Ein regionaler Partner wie die KUGE Bau AG bietet nicht nur SUVA-konforme und termingerechte Arbeiten, sondern punktet auch mit direkter Erreichbarkeit und umfassender Erfahrung vor Ort.
Um unnötige Kosten durch nachträgliche Anpassungen zu vermeiden, empfiehlt sich eine fachkundige Begutachtung Ihres Projekts im Vorfeld. Eine Vor-Ort-Besichtigung erfasst wichtige Details wie die Gebäudegeometrie, Zufahrtswege und mögliche Hindernisse und sorgt so für eine reibungslose Planung [8]. Für eine unverbindliche Beratung können Sie KUGE Bau AG unter info@kugebau.ch kontaktieren oder die Website https://kugebau.ch besuchen.
FAQs
Welche Faktoren bestimmen die Gerüstkosten bei der Renovation eines Eigenheims?
Die Kosten für ein Gerüst bei der Renovation eines Eigenheims können stark variieren, da sie von mehreren Faktoren abhängen. Einer der wichtigsten Aspekte ist der Umfang des Projekts. Die Grösse des Hauses, die Höhe des Gebäudes und die Länge der Fassade bestimmen, wie viel Material benötigt wird und wie lange der Auf- und Abbau dauert. Mit zunehmender Grösse und Höhe steigen auch die Kosten.
Ein weiterer entscheidender Faktor ist die Nutzungsdauer. Je länger das Gerüst benötigt wird, desto höher fallen die Miet- oder Leasingkosten aus. Dazu kommen oft zusätzliche Ausgaben für Transport und Wartung. Auch die Art des Gerüsts spielt eine Rolle: Einfachere Systeme sind günstiger, während komplexere Varianten zwar teurer, dafür aber häufig schneller aufzubauen sind.
Die Standortbedingungen und die Zugänglichkeit des Gebäudes können ebenfalls die Gesamtkosten beeinflussen.

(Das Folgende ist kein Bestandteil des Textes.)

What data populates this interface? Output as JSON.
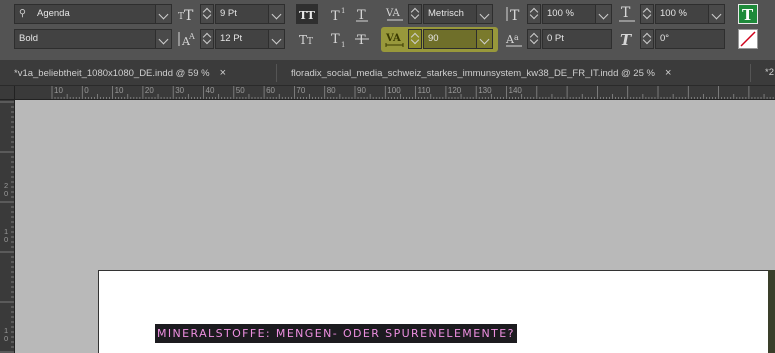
{
  "control_bar": {
    "font_family": "Agenda",
    "font_style": "Bold",
    "font_size": "9 Pt",
    "leading": "12 Pt",
    "kerning_method": "Metrisch",
    "tracking": "90",
    "vertical_scale": "100 %",
    "horizontal_scale": "100 %",
    "baseline_shift": "0 Pt",
    "skew": "0°",
    "highlight_color": "#d2d228"
  },
  "tabs": [
    {
      "label": "*v1a_beliebtheit_1080x1080_DE.indd @ 59 %",
      "close": "×"
    },
    {
      "label": "floradix_social_media_schweiz_starkes_immunsystem_kw38_DE_FR_IT.indd @ 25 %",
      "close": "×"
    },
    {
      "label": "*2",
      "close": ""
    }
  ],
  "ruler": {
    "h_labels": [
      "10",
      "0",
      "10",
      "20",
      "30",
      "40",
      "50",
      "60",
      "70",
      "80",
      "90",
      "100",
      "110",
      "120",
      "130",
      "140"
    ],
    "v_labels": [
      "2 0",
      "1 0",
      "1 0"
    ]
  },
  "document": {
    "heading": "MINERALSTOFFE: MENGEN- ODER SPURENELEMENTE?",
    "heading_color": "#ed8fe0",
    "heading_bg": "#1c1b1f"
  }
}
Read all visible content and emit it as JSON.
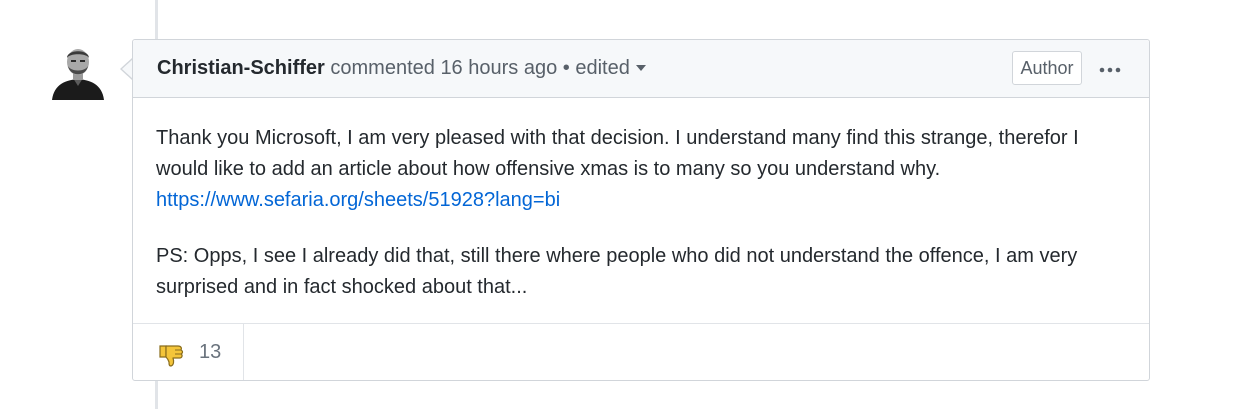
{
  "comment": {
    "author": "Christian-Schiffer",
    "action": "commented",
    "time": "16 hours ago",
    "separator": "•",
    "edited_label": "edited",
    "badge": "Author",
    "menu_icon": "kebab-horizontal-icon",
    "avatar_icon": "user-avatar",
    "paragraph_1": "Thank you Microsoft, I am very pleased with that decision. I understand many find this strange, therefor I would like to add an article about how offensive xmas is to many so you understand why.",
    "link": "https://www.sefaria.org/sheets/51928?lang=bi",
    "paragraph_2": "PS: Opps, I see I already did that, still there where people who did not understand the offence, I am very surprised and in fact shocked about that...",
    "reactions": [
      {
        "icon": "thumbs-down-icon",
        "count": "13"
      }
    ]
  },
  "colors": {
    "link": "#0366d6",
    "header_bg": "#f6f8fa",
    "border": "#d1d5da",
    "muted_text": "#586069",
    "emoji_yellow": "#f4c53a"
  }
}
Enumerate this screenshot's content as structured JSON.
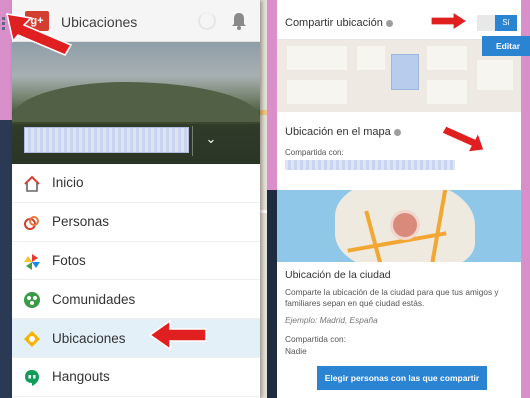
{
  "left_panel": {
    "header": {
      "logo_label": "g+",
      "title": "Ubicaciones"
    },
    "menu": [
      {
        "label": "Inicio",
        "icon": "home-icon"
      },
      {
        "label": "Personas",
        "icon": "people-icon"
      },
      {
        "label": "Fotos",
        "icon": "photos-icon"
      },
      {
        "label": "Comunidades",
        "icon": "communities-icon"
      },
      {
        "label": "Ubicaciones",
        "icon": "location-icon",
        "active": true
      },
      {
        "label": "Hangouts",
        "icon": "hangouts-icon"
      }
    ]
  },
  "right_panel": {
    "share_location": {
      "label": "Compartir ubicación",
      "toggle_value": "Sí"
    },
    "map_location": {
      "title": "Ubicación en el mapa",
      "shared_with_label": "Compartida con:",
      "edit_button": "Editar"
    },
    "city_location": {
      "title": "Ubicación de la ciudad",
      "description": "Comparte la ubicación de la ciudad para que tus amigos y familiares sepan en qué ciudad estás.",
      "example": "Ejemplo: Madrid, España",
      "shared_with_label": "Compartida con:",
      "shared_with_value": "Nadie",
      "choose_button": "Elegir personas con las que compartir"
    }
  },
  "colors": {
    "accent_blue": "#2a84d2",
    "annotation_red": "#e02020",
    "gplus_red": "#d23f31",
    "background_pink": "#d98fc9"
  }
}
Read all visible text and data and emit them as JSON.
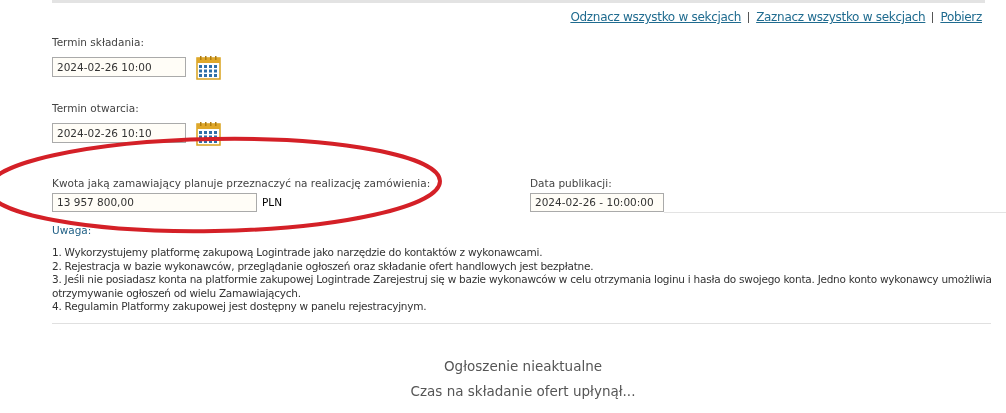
{
  "links": [
    "Odznacz wszystko w sekcjach",
    "Zaznacz wszystko w sekcjach",
    "Pobierz"
  ],
  "date_fields": [
    {
      "label": "Termin składania:",
      "value": "2024-02-26 10:00"
    },
    {
      "label": "Termin otwarcia:",
      "value": "2024-02-26 10:10"
    }
  ],
  "amount": {
    "label": "Kwota jaką zamawiający planuje przeznaczyć na realizację zamówienia:",
    "value": "13 957 800,00",
    "currency": "PLN"
  },
  "publication": {
    "label": "Data publikacji:",
    "value": "2024-02-26 - 10:00:00"
  },
  "notes": {
    "title": "Uwaga:",
    "items": [
      "1. Wykorzystujemy platformę zakupową Logintrade jako narzędzie do kontaktów z wykonawcami.",
      "2. Rejestracja w bazie wykonawców, przeglądanie ogłoszeń oraz składanie ofert handlowych jest bezpłatne.",
      "3. Jeśli nie posiadasz konta na platformie zakupowej Logintrade Zarejestruj się w bazie wykonawców w celu otrzymania loginu i hasła do swojego konta. Jedno konto wykonawcy umożliwia otrzymywanie ogłoszeń od wielu Zamawiających.",
      "4. Regulamin Platformy zakupowej jest dostępny w panelu rejestracyjnym."
    ]
  },
  "status": [
    "Ogłoszenie nieaktualne",
    "Czas na składanie ofert upłynął..."
  ]
}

Enge Platzverhältnisse, unebenes Gelände oder schwer zugängliche Fassaden erfordern mehr Aufwand und treiben die Kosten in die Höhe.
Schliesslich dürfen die Sicherheitsvorschriften, wie die Einhaltung der SUVA-Standards, nicht ausser Acht gelassen werden. Diese Vorschriften machen zusätzliche Prüfungen und Sicherungsmassnahmen notwendig. Auch wenn dies mit zusätzlichen Kosten verbunden ist, sind sie unerlässlich, um die Sicherheit zu gewährleisten und Haftungsrisiken zu vermeiden.
Warum sollte ich für den Gerüstbau einen Anbieter aus der Region wählen?
Ein Anbieter aus Ihrer Region bringt klare Vorteile mit sich: Kürzere Anfahrtswege bedeuten weniger Zeitaufwand und geringere Kosten. Oft kann das Gerüst sogar kurzfristig geliefert und aufgebaut werden – manchmal noch am selben Tag. Das ist besonders praktisch, wenn es zu spontanen Änderungen kommt.
Darüber hinaus sind lokale Firmen mit den schweizerischen Bauvorschriften und den SUVA-Sicherheitsstandards bestens vertraut. Das sorgt für eine fachgerechte und gesetzeskonforme Montage, die das Risiko von Unfällen und möglichen Haftungsfragen deutlich reduziert.
Ein weiterer Vorteil ist die persönliche Betreuung in Ihrer Muttersprache. Mit einem regionalen Anbieter profitieren Sie von einer schnellen Erreichbarkeit und einem tiefen Verständnis für die Besonderheiten Ihrer Region. Das macht die Zusammenarbeit nicht nur effizient, sondern auch angenehm und unkompliziert.
Wann lohnt es sich, ein Gerüst zu mieten statt zu kaufen?
Das Mieten eines Gerüsts ist eine praktische Lösung, besonders wenn Bau- oder Renovierungsarbeiten nur einmalig oder selten anfallen. Ob Fassadenreinigung, Dachrinnenwartung oder kleinere Malerarbeiten – durch das Mieten entfallen hohe Anschaffungskosten und der Aufwand für die Lagerung. Nach Abschluss der Arbeiten geben Sie das Gerüst einfach zurück.
Ein weiterer Vorteil liegt in der finanziellen und organisatorischen Flexibilität: Keine grossen Investitionen, schnelle Verfügbarkeit und oft sind Wartung sowie Sicherheitsprüfungen bereits im Mietpreis enthalten. Für private Hausbesitzer oder gelegentliche Projekte ist das Mieten daher meist die unkompliziertere und günstigere Option. Wer hingegen das Gerüst regelmässig über einen längeren Zeitraum benötigt, sollte überlegen, ob ein Kauf langfristig sinnvoller ist.